With choice theory we are avoiding bringing up all of the other past mistakes, we’re just going to work with what’s happening here and now at this moment. We’re going to avoid criticising and instead, we’re going to focus on what can be done (so more or less focusing on the positives) but it’s more about what they have within their power to do that is positive.
We don’t want them focusing on the thing that could go horribly wrong because then they may be more drawn towards that, instead we’re going to point out the choices that they have that could lead them towards a positive result instead. For example, ‘if you stick to the curfew of coming home on time then that means that I’m going to trust you more when it comes to the party for next week and maybe we can negotiate the timings on that one’. We’re also going to encourage our young person to reflect upon the choices that they have made that maybe causes them unpleasant or unwanted outcomes because that’s where the learning is going to come from. We don’t want to be brushing this stuff under the carpet and hoping for the best because no one gets to learn out of that.
Having reflective conversations about what happened and what could have been done differently and would maybe be done differently moving forward is a very positive thing to do. Here’s the thing with giving that responsibility to anyone, let alone young people, is that responsibility is hard and it is heavy and sometimes it can feel a bit much – so we’ve got to make ourselves available to our young people.

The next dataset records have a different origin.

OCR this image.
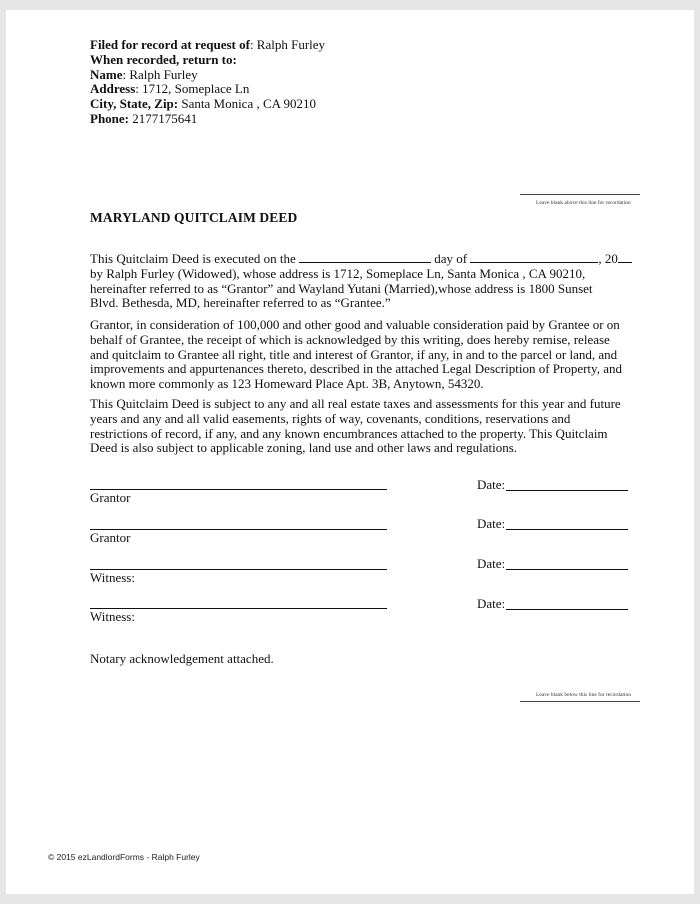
Filed for record at request of: Ralph Furley
When recorded, return to:
Name: Ralph Furley
Address: 1712, Someplace Ln
City, State, Zip: Santa Monica , CA 90210
Phone: 2177175641
Leave blank above this line for recordation
MARYLAND QUITCLAIM DEED
This Quitclaim Deed is executed on the	day of	, 20
by Ralph Furley (Widowed), whose address is 1712, Someplace Ln, Santa Monica , CA 90210,
hereinafter referred to as “Grantor” and Wayland Yutani (Married),whose address is 1800 Sunset
Blvd. Bethesda, MD, hereinafter referred to as “Grantee.”
Grantor, in consideration of 100,000 and other good and valuable consideration paid by Grantee or on
behalf of Grantee, the receipt of which is acknowledged by this writing, does hereby remise, release
and quitclaim to Grantee all right, title and interest of Grantor, if any, in and to the parcel or land, and
improvements and appurtenances thereto, described in the attached Legal Description of Property, and
known more commonly as 123 Homeward Place Apt. 3B, Anytown, 54320.
This Quitclaim Deed is subject to any and all real estate taxes and assessments for this year and future
years and any and all valid easements, rights of way, covenants, conditions, reservations and
restrictions of record, if any, and any known encumbrances attached to the property. This Quitclaim
Deed is also subject to applicable zoning, land use and other laws and regulations.
Date:
Grantor
Date:
Grantor
Date:
Witness:
Date:
Witness:
Notary acknowledgement attached.
Leave blank below this line for recordation
© 2015 ezLandlordForms - Ralph Furley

When we’re using something like Choice Theory, which really puts a great deal of emphasis on them taking responsibility for the choices they have available to them rather than us telling them what they will or won’t do, is that when we start taking the responsibility for ourselves it can feel like quite a burden.
We need to be available to those young people giving them an opportunity to explain to us about what they’re finding difficult about their responsibilities: what’s challenged them, what would they do differently next time, how do their peers do things in a slightly different way, what the benefits might be either way? The good thing with Choice Theory is that we are proving to the young people that we’re working with that we trust them with that responsibility that we’re giving them, and that trust alone will go a long way to building your relationships in a positive way with them. It will also go a long way to proving to them that you have belief in them and that they, therefore, should have that same belief in themselves. The ramifications of using Choice Theory in your approach as a parent or as a professional are, in my opinion, really rather good.